FIG. 1B also illustrates a traditional plastic compactor bag 120 as known in the prior art installed onto the container 104. As can be seen in FIG. 1B, the traditional plastic compactor bag 120 extends over the upper lip or edge of the container 104 and folds down over the sides of the container 104. These traditional plastic compactor bags 120 are made of relatively thick plastic and do not stretch easily under normal operating conditions. The traditional plastic compactor bags 120, when folded over the edge of the container 104, are generally secured on the container 104 by the rigidity provided by the thickness of the bag 120. However, there is extreme difficulty in getting the traditional plastic compactor bag 120 onto the container 104. This extreme difficulty naturally results from the small gap 110 between the front panel 102 and the container 104. Specifically, it is particularly difficult to get the traditional plastic compactor bag 120 down into the gap 110 between the container 104 and the front panel 102. It is therefore common to scrape and/or bruise knuckles and fingers when attempting to pull the traditional plastic compactor bag 120 over the upper edge of the container 104.

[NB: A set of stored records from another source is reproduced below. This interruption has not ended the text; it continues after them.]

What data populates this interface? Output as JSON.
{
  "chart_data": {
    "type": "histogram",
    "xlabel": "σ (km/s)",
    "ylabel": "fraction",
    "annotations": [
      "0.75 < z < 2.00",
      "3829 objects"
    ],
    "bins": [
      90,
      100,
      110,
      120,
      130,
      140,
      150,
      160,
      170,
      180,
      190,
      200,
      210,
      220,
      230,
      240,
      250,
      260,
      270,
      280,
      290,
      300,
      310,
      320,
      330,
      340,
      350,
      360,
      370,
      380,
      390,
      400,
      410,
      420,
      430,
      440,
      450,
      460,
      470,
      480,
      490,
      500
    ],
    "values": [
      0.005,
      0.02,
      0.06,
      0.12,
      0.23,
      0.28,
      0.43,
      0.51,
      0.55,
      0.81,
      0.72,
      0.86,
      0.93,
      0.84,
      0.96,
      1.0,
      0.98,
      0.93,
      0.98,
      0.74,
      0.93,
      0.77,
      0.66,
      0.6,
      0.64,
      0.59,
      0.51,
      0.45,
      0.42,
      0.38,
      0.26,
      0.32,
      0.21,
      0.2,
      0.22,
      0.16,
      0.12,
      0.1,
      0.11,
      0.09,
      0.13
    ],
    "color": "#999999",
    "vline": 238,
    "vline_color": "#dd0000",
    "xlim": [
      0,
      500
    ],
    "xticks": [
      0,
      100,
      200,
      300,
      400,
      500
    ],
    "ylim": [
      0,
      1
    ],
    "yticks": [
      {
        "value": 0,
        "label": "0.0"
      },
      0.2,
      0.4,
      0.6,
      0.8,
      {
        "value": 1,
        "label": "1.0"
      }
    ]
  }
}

Referring now to FIG. 2, a plastic flapped compactor bag 200 is provided for the container 104 of a compactor according to embodiments of the present invention. In particular, it depicts a plastic flapped compactor bag 200 placed within the container 104. Additionally, the container 104 features a ridge 106 along the upper edge of the container 104, along the exterior of the opening defined by the container 104.
Looking next at FIG. 3A, an overhead view of the installation process is provided. The plastic flapped compactor bag 200 has four flaps 202A, 202B, 202C, and 202D and is placed into the container 104. A person 220 grabs the front two flaps 202C and 202D and pulls the flaps tight around the edges of the container in the small area 110 between the container 104 and front panel 102. Although not shown, the other two flaps 202A and 202B may be pulled around the other corners of the container to secure the bag 200 onto the container 104.

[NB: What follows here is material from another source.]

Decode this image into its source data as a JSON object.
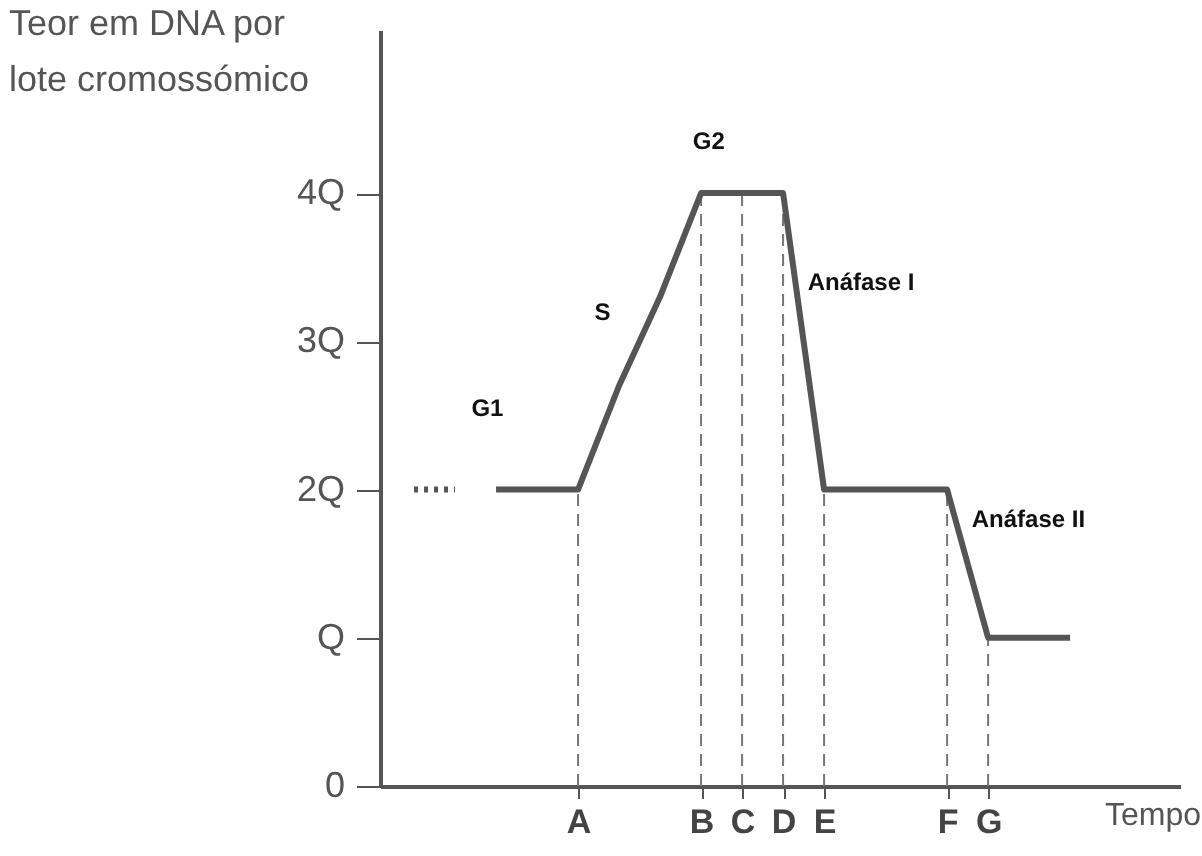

Looking now at FIG. 3B, the front panel is omitted so it can be better seen that the person 220 can pull the two front flaps 202C and 202D so that the plastic flapped compactor bag 200 is pulled over the lip of the container 104. Therefore, according to the present method the person can install the plastic flapped compactor bag 200 without bumping, bruising or scraping his or her knuckles or fingers on either the front panel 102 (depicted in FIG. 3A) or the container 104. FIG. 3C shows the final result with the flaps 202B and 202C of the flapped plastic compactor bag 200 hanging down, with the bag 200 secured onto the container 104.

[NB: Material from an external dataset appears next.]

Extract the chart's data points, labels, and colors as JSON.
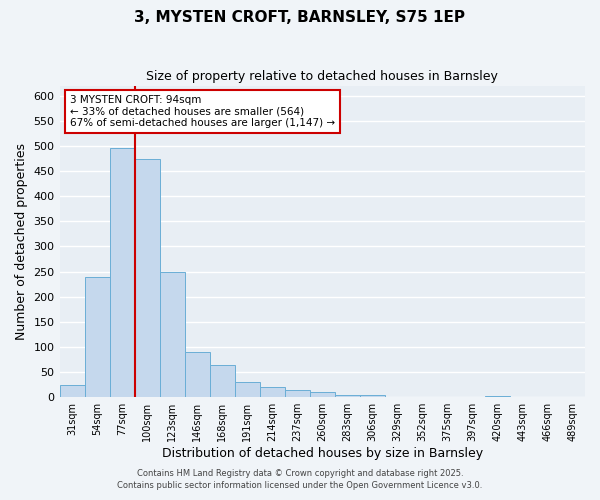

Embodiments of the present invention also teach the removal of the plastic flapped compactor bag 200, without the use of a caddy or any other special devices, as seen in FIGS. 4A, 4B, and 4C. In FIG. 4A, a plastic flapped compactor bag 200 is depicted full of contents 402, particularly household trash and other debris. To remove the bag 200 and its contents 402, a person 220 need only grab the front two flaps 202C and 202D (which are much easier to grab than the plastic between the backed edges and the front panel of a compactor when the prior art non-flapped plastic compactor bag is used) and pull them upward as shown by arrows 404. A similar process is performed with respect to the other two flaps 202A and 202B. FIG. 4B depicts the four flaps 202A, 202B, 202C, and 202D of the bag pulled upward. Thereafter, the opposing sets of flaps are tied together to secure the contents of the bag. Specifically, flaps 202A and 202C are brought together and tied as are flaps 202B and 202D. As seen in FIG. 4C, the flaps 202A, 202B, 202C, and 202D have all been tied 410, facilitating the removal of the bag 200 from the container 104.